Una sentenza del Consiglio di Stato fa sperare l’opposizione

Potrebbe guadagnare un seggio in Consiglio grazie al caso Chioggia. In allegato le due sentenze del Consiglio di Stato

mercoledì 30 maggio 2012 13.14
Nuovo colpo di scena all'orizzonte per la definizione del Consiglio comunale di Trani e di un bel po' di città dello stivale. A complicare ulteriormente un quadro di riferimento incasinato come solo in Italia è possibile, ecco spuntare una sentenza fresca fresca del Consiglio di Stato (la numero 2928 del 21 maggio 2012) con cui la V sezione, dovendosi esprimere su un ricorso presentato in seguito all'elezione del sindaco e del Consiglio comunale di Chioggia (Comune veneto di 50mila abitanti) ha stabilito «l'impossibilità dell'arrotondamento dei decimali all'unità superiore nell'ipotesi in cui l'arrotondamento comporti il superamento del 60%». Il che significa, tradotto nel nostro caso, che la maggioranza di centrodestra avrebbe dovuto fermarsi a 19 consiglieri eletti, lasciando un seggio in più all'opposizione.

Nel caso esaminato dal Consiglio di Stato, il rapporto tra 60 (la percentuale del premio di maggioranza) e 24 (numero dei seggi del Consiglio comunale di Chioggia) è 14,4. Non potendosi attribuire 14,4 consiglieri, ma dovendo fare per forza un numero intero, la quinta sezione del Consiglio di Stato fissa un paletto ben preciso: oltre il 60% non si può andare col premio di maggioranza.
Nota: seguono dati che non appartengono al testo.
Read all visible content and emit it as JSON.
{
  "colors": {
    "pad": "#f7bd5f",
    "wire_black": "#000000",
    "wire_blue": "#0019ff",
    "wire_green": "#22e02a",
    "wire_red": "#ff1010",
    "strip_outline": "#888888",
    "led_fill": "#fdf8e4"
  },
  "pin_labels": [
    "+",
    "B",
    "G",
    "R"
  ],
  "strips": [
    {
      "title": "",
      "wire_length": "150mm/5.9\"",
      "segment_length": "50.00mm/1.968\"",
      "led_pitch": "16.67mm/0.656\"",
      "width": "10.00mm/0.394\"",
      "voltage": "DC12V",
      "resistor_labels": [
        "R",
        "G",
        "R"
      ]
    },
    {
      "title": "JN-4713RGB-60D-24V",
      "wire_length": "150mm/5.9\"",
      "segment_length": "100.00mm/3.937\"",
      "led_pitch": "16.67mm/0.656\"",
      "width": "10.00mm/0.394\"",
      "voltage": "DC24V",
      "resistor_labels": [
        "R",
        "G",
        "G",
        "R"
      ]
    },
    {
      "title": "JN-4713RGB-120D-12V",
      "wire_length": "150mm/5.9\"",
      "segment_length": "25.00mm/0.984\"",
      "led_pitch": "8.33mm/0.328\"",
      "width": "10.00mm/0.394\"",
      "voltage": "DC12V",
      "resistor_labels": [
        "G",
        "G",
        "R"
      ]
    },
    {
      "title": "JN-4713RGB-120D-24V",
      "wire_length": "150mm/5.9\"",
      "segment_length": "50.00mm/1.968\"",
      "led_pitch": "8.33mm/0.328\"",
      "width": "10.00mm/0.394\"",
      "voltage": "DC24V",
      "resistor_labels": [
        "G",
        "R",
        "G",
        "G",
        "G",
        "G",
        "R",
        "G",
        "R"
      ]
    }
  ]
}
Quindi l'arrotondamento del famoso numero 14,4 deve essere per difetto. Altrimenti, se si attribuissero 15 consiglieri alla maggioranza, si avrebbe una percentuale che seppur di poco supererebbe il 60%. La sentenza è consultabile a questo link (Sentenza 02928/2012 allegata).

Analogo ragionamento pertanto si potrebbe fare per Trani e così per molti altri Comuni dove, alla luce di questa sentenza, ci sarebbero dei consiglieri comunali proclamati eletti ingiustamente in danno di altri candidati. Davvero un bel pastrocchio soprattutto se si pensa che questa sentenza del Consiglio di Stato va a confutare in sostanza la precedente sentenza di riferimento sempre del Consiglio di Stato in cui si fa un preciso richiamo alla circolare ministeriale che invece aggiornava i seggi per eccesso (Sentenza 01197/2012 allegata).

Adesso bisognerà capire quanti ricorsi partiranno sulla scorta della sentenza più recente (quella relativa al caso Chioggia) e se qualcosa cambierà in tempi brevi nei Comuni dove si sono registrati casi analoghi a quello del Comune veneto. Ci si aspetta soprattutto che qualcuno a Roma si decida ad effettuare un intervento legislativo per fare ordine in una giungla interpretativa diventata ancora più selvaggia da quando si è deciso il taglio del 20% dei consiglieri: con i vecchi numeri il 60% dei seggi era sempre un numero intero e non c'era il problema dei benedetti decimali e dell'arrotondamento, oggi pomo della discordia in svariate sedi giudiziarie.